Antihistamines weaken or cancel out the effect of the body’s own neurotransmitter histamine. There are different antihistamines, each of which also docks onto other receptors in the brain. There are subdivisions into H1, H2, H3 and H4. Ideally, the doctor will help you find an antihistamine that works well and has as few or no side effects as possible.

We have compiled a list of all active ingredients for you (however, we do not claim completeness, although we always try to keep all data up to date). If you notice that an active ingredient is missing, please write to us and we will add to the list.   
f you do not respond well to an antihistamine, which can often be the case, it is worth talking to your doctor and trying other agents. Sometimes there is an antihistamine that you tolerate well or better, that is suitable for everyday use and also works well.
Another tip: Antihistamines can also have side effects. So if you get tired quickly and at the same time have to take care of small children, can no longer safely drive to work, or even if other symptoms become noticeable, you should definitely talk to your doctor and have another antihistamine prescribed.
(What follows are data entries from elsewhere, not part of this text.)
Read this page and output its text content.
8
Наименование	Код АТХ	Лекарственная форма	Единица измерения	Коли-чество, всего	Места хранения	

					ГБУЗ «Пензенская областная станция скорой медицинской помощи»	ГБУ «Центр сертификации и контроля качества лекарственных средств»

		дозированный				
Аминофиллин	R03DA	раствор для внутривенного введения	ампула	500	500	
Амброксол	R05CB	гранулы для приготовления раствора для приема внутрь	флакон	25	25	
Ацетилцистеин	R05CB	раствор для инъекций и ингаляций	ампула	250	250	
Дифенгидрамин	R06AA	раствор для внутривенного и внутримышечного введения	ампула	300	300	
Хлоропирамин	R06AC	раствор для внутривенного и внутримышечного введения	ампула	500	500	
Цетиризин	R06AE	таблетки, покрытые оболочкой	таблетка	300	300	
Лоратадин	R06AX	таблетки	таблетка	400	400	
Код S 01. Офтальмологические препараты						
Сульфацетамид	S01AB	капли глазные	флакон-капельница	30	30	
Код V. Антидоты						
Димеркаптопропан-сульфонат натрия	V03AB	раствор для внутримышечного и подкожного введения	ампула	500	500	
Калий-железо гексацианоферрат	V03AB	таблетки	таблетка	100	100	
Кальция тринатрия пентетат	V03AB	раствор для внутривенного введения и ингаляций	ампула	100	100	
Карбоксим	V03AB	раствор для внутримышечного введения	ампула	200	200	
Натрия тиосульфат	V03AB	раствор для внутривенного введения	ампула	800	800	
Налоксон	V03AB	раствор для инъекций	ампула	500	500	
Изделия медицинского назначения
The active ingredients according to groups

First-generation H1 receptor antagonists: 

  • Clemastine 
  • Dimetindene
  • Diphenhydramine 
  • Doxylamine 
  • Meclozine 

Second-generation H1 receptor antagonists: 

  • Azelastine 
  • Bilastine 
  • Cetirizine 
  • Desloratadine 
  • Ebastine 
  • Fexofenadine
  • Levocabastinee 
  • Levocetirizine 
  • Loratadine 
  • Terfenadine
  • Rupatadine


  • Cimetidine 
  • Famotidine 
  • Lafutidine 
  • Nizatidine 
  • Ranitidine
  • Roxatidine 

H3 und H4-Blockers:

  • Thioperamide 

As with all other medications, antihistamines have side effects, interactions and contraindications. It is always best to check with your pharmacist or doctor which antihistamine is best for you.